G’day,
I am a PhD candidate. My research project will involve implementing an
experimental access control model as a LSM. I have some programming
background (I teach intro to C and Java); however, I am new to kernel
programming.
So I thought I would introduce myself. Is this mailing list an
appropriate place to ask a few questions (and later discuss the
resulting LSM)?
I have read two papers about LSM [1, 2] which give a good foundation of
LSM, and the Linux Journal root plug example article, and I have started
reading through some LSM sources. Are any of these sources outdated? Do
you recommend any other must-read sources?
With my [very] limited exposure to kernel-level code I am still not sure
how to go about writing information to disk. I know that generally it is
forbidden (and there is usually no need to) and there seems to be a
number of ways to communicate with user-land processes. But I basically
just want to log the arguments to a LSM hook call into a file (to poke
around and see exactly what is happening and what LSM operations
specific applications invoke). Is this possible or do I need a user-land
application to read/accept the data? For example, how does AppArmor (or
other LSMs with learning-modes) log application behaviour?
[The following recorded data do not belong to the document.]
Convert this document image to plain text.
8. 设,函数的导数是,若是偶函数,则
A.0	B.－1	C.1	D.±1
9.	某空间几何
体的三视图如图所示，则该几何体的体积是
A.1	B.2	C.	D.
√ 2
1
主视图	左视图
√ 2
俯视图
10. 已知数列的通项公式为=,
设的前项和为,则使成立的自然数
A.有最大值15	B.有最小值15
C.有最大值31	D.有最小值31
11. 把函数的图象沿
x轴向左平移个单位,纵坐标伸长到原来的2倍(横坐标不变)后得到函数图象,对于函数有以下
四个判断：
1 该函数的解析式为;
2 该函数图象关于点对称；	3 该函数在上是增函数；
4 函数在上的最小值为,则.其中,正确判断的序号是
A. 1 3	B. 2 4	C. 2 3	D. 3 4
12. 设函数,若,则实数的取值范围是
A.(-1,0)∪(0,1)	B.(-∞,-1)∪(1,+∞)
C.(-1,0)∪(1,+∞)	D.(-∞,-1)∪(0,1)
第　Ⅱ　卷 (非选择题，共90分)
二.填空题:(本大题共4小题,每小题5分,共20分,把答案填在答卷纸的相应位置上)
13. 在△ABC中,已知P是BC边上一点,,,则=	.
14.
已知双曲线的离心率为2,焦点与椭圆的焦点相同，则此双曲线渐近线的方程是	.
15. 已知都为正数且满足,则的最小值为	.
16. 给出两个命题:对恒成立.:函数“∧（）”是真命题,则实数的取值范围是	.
I want to recursively apply the same decision logic to enforce multiple
policies (concurrently on the same subjects). Would it be practical to
have a primary security module which loads and stacks copies of a
secondary module initialised using module parameters to enforce separate
policies?
Many thanks,
Z. Cliffe Schreuders
[1] C. Wright, C. Cowan, J. Morris, S. Smalley, and G. Kroah-Hartman,
"Linux Security Modules: General Security Support for the Linux Kernel,"
Foundations of Intrusion Tolerant Systems, pp. 213-226, 2003.
[2] C. Wright, C. Cowan, S. Smalley, J. Morris, and G. Kroah-Hartman,
"Linux Security Module Framework," in Ottawa Linux Symposium, 2002.